Bust years are either consistently dry or, in the case of 2016, consistently wet. It rained throughout the wet and dry seasons in 2016, meaning there were fewer shallow pools and the storks had far less to eat. Stork colonies deep in the Everglades produced hardly any eggs during bust years because they didn't have food.

But their city-slicker cousins fared better.

"In a bust year, a stork in the urban areas can switch to eating other things, like human foods. It's not the best foods, but it's better than nothing. When marsh storks aren't producing any young, urban storks are producing at least one egg," Gawlik says.

Evans says she found storks all over urban areas carrying away snacks they found or were fed by humans. When storks feel threatened, they regurgitate food they store in their necks to distract predators, so Evans usually found out exactly what they'd been eating as soon as they saw her.

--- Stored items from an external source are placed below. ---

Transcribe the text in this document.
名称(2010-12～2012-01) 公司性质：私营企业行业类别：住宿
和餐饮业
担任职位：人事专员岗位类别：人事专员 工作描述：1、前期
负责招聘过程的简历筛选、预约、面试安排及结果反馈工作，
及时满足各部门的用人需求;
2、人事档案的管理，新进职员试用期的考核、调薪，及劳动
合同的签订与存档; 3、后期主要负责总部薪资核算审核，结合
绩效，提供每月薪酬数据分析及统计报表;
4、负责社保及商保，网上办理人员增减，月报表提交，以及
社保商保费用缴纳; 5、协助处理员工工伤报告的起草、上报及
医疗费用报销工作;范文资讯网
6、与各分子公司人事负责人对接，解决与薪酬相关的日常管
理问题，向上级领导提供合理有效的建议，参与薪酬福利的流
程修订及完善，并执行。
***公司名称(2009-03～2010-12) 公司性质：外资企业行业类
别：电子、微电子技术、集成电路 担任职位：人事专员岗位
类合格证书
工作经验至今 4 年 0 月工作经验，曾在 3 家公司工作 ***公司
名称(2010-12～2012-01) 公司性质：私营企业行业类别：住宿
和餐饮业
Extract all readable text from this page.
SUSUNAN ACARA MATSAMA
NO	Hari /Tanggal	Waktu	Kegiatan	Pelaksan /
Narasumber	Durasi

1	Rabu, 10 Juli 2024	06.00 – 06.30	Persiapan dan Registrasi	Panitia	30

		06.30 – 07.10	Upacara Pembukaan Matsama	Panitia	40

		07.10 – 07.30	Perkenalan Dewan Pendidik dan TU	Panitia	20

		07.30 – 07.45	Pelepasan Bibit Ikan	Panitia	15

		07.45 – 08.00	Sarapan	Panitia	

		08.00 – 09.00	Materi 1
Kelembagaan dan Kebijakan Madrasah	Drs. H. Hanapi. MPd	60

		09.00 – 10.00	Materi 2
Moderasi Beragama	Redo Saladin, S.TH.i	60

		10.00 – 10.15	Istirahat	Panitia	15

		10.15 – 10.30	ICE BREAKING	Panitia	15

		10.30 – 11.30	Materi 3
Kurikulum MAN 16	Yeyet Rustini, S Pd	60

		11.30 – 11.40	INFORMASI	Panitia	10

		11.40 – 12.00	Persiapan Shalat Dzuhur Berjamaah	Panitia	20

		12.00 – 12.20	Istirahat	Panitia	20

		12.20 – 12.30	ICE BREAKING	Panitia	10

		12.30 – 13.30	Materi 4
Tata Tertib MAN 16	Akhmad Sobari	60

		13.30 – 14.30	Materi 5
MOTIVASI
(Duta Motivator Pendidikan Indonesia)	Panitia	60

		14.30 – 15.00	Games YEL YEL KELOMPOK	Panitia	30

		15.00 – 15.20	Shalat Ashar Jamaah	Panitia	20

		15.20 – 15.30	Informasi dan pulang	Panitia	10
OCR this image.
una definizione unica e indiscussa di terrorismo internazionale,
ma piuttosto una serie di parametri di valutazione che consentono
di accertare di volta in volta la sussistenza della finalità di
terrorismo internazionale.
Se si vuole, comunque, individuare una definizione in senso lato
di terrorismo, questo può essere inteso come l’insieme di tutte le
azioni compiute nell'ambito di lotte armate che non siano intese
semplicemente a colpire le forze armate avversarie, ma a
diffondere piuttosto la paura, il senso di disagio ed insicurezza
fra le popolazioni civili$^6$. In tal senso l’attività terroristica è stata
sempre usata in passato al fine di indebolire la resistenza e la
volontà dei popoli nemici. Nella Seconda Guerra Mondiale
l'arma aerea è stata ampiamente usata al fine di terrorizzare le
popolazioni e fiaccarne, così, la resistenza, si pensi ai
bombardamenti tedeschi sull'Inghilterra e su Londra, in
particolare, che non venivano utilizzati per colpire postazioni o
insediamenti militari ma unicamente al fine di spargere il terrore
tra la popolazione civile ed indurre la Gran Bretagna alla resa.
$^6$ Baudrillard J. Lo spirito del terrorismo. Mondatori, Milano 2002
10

"I found them in Miami in a parking lot where someone was leaving breakfast foods from a Denny's, like pancakes," Evans laughs. "They evolved in this system where you had to be a wide-ranging species."

The FAU study did not determine whether eating greasy human food has long-term negative effects on wood storks, but the researchers are hopeful it could be a good sign for wood stork populations in the future.

"We need to understand how animals are dealing with human modifications to their environments," Gawlik says. "For a rare bird, if you're cleaving off the worst years this way, and you repeat that decade after decade, it could make a big difference."

If eating chicken wings and pancakes are a sign of evolution, there may be hope for some of us yet.